As can be seen, most of the reviewed works on classical CAD systems for lung nodules do not report the use of any data balancing methods. Few authors mention data balancing, but did not examine the impact with respect to unbalanced data. To the best of the authors knowledge, only Sui et al. ^[³⁸^] described the impact of data balancing for CAD of lung nodules. In their experiments, 500 candidate nodules from 120 patients, with a class imbalance of 1/6, were classified based on eight features using several techniques to deal with class imbalance. They found that considerable improvement can be obtained by alleviating the data imbalance -the best results obtained using a combination of under- and oversampling together with a biased SVM approach.

The purpose of this paper is to compare the performance of different data balancing techniques applied to the classification of a highly imbalanced biomedical dataset and their impact on nodule classification tasks. With respect to previous work, the presented experiments are based on a larger data set, have higher feature dimensionality, include more data balancing techniques and evaluate sensitivities at both low and high FP rates.

2.-MATERIAL AND METHODS

2.1.-THE ETROCAD SYSTEM

A modification of the system proposed in ^[¹^], referred in the rest of this paper as ETROCAD is used to evaluate the effect of data balancing techniques on the performance of a CAD system. The ETROCAD system is modified in terms of using a Support Vector Machine (SVM) with radial basis function kernel. SVMs are well-established classifiers, proven to be useful in many cancer classification tasks ^[¹^,²⁸^-⁴⁰^].

The 888 scans from the LUNA16 framework were processed by the first two steps of the approach in Figure 1 (preprocessing and candidate selection) to extract all the candidates. A feature vector is built by features calculated for each candidate. Table 2 shows a short summary of the used features ^[¹^].

Table 2 Description of features used in ETROCAD

Feature	Notes
Volume	Equivalent to the number of voxels
Min_diam = min(dim_i)	Dim_i=minimum diameter corresponding to the principal axis i of the minimum volume-enclosing ellipsoid
Max_diam = max(dim_i)
Compactness1	Ratio between volume and product of all dim_i
Compactness2	Ratio between volume and dim_i ³
Elongation factor	Max_dim/min_dim
Bounding ellipsoid feature	1 for 3D ellipsoid, 0 for 2D ellipsoid
Distance to lung wall	From nodule candidate centroid to lung wall
Distance to the center of the slice	From candidate centroid to the center of the slice on which centroid is located
Average of L_uu and L_vv	On segmented voxels, and spherical kernels of radius 1 and 3 pixels at scales 1 and 2. L_uu and L_vv features over a gauge coordinate system ^[¹^].
Average of nodule filter values	On segmented voxels, and spherical kernels of radius 1 and 3
Average of vessel filter values	On segmented voxels, and spherical kernels of radius 1 and 3
Average of divergence values	On segmented voxels, and spherical kernels of radius 1 and 3
Grey-value features	Mean, median, maximum, minimum and standard deviation on segmented voxels, and spherical kernels of radius 1 and 3

2.2.-BALANCING THE DATA

The SOM-based method was implemented using a SOM Toolbox for Matlab^³.In this case, the TP/FP ratio was 1/3 to be consistent with the original system ^[¹^]. The rest of data balancing methods and classification were implemented in Python 2.7, using the Imbalanced-learn ^[⁴¹^] and the Scikit-learn^⁴ modules respectively. Scikit-learn provides easy-to-use tools for data mining and data analysis. Table 3summarizes the methods implemented in Scikit-learn that were used on the lung nodule data provided by the ETROCAD system. In all the cases, the goal was to get a well-balanced dataset with a final TP/FP ratio approximating 1.The remaining parameters of the methods were set to recommended default values.

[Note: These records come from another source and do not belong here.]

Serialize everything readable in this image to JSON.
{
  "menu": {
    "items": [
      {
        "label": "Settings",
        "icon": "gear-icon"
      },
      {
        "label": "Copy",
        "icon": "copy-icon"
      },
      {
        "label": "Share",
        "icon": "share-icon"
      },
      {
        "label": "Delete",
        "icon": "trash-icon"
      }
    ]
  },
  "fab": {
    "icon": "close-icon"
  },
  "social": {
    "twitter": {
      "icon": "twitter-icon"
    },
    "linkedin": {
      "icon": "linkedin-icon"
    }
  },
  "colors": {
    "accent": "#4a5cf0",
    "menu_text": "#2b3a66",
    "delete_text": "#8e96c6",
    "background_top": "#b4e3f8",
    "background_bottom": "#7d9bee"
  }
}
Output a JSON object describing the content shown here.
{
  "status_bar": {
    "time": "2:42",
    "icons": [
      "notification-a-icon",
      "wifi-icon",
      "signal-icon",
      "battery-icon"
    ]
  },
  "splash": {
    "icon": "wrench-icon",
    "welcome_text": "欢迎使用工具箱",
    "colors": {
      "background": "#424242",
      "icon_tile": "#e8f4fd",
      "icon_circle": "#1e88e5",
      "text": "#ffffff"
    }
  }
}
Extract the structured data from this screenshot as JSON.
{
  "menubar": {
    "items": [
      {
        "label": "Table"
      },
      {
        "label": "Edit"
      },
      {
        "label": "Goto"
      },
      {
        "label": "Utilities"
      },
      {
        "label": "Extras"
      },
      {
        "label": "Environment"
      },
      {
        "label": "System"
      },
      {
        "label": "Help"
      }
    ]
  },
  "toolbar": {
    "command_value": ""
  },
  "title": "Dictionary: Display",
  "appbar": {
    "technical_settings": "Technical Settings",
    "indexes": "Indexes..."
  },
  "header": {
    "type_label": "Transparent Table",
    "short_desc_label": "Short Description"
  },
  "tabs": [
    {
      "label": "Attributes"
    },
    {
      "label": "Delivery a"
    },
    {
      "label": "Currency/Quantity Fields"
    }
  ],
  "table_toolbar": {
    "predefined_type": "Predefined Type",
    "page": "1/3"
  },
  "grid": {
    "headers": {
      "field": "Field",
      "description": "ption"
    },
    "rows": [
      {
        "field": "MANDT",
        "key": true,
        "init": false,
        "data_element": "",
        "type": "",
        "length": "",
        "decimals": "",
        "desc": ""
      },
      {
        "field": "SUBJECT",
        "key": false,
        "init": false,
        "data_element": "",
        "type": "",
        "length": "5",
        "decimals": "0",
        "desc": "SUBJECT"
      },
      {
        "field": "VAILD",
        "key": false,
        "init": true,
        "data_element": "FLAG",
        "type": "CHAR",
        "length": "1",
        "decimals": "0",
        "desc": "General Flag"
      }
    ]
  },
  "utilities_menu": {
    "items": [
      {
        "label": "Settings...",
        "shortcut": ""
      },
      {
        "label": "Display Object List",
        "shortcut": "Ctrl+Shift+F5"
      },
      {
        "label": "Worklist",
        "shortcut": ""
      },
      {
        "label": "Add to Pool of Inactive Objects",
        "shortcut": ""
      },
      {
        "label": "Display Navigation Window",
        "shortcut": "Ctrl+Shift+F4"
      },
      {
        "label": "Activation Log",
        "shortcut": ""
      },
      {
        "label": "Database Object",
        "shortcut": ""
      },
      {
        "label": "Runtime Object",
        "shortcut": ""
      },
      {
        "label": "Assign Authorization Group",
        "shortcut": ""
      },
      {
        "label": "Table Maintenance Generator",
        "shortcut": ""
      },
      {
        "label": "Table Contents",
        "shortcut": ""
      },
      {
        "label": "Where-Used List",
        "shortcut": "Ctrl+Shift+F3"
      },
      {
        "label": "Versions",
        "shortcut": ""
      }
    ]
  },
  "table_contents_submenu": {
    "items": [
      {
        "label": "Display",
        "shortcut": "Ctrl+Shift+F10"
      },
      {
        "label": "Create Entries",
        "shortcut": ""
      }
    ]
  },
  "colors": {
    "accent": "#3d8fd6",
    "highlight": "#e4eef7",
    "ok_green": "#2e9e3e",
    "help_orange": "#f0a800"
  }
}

2.3.-DATA SET PROCESSING AND EVALUATION

To evaluate the different methods, the feature vectors provided by ETROCAD were balanced by each of the data balancing methods from Table 3. The result was then used to train the ETROCAD’s classifier.

The performance of each method was evaluated using the methodology provided by the LUNA16 framework (track 1). The 10-fold cross-validation was run as described in LUNA16 procedure, and then the FROC curve and the score were calculated (average of sensitivities at 0.125, 0.25, 0.5,1, 2, 4, and 8 FPs per scan).To be able to compare the methods, the evaluation script from LUNA16 was modified to extract all the FROC curves from bootstrapping; and all the scores for each one were calculated.

Table 3 Sampling methods and default values for methodsused in imbalance learning.

Method	Parameter name	Default value
RUS	No parameters	-
TL	No parameters	-
NM-3	Number of neighbors to be considered	3
CNN	No parameters	-
ROS	No parameters	-
SOM	FP-TP ratio	3
SMOTE	Number of nearest neighbors to construct the synthetic samples	5
ADASYN	Number of nearest neighbors to construct the synthetic samples	5
SMOTE-TL	Number of nearest neighbors to construct the synthetic samples	5
SOM-SMOTE	FP-TP ratio	3
SOM-SMOTE	Number of nearest neighbors to construct the synthetic samples	5

Kruskal-Wallis test is used to find if there are differences at the 1 % of significance level. If differences are found, a multiple comparison is done using the Bonferroni method. Kruskal-Wallis test and multiple comparisons are done using kruskalwallis and multcompare functions respectively from Matlab’s Statistical and Machine Learning Toolbox.

3.-RESULTS

At the output of the candidate detection phase, ETROCAD detected 435 303 structures (candidates) in 888 scans, of which 1186 correspond to actual nodules according to the ground truth annotations provided. As such, the initial imbalance ratio was approximately 367. Figure 2 shows the graphical output obtained with LUNA16 script for SMOTE. The solid line represents the FROC curve for the system with the balance method and dashed lines mark the limits for a 95 % confidence interval of the bootstrapping procedure.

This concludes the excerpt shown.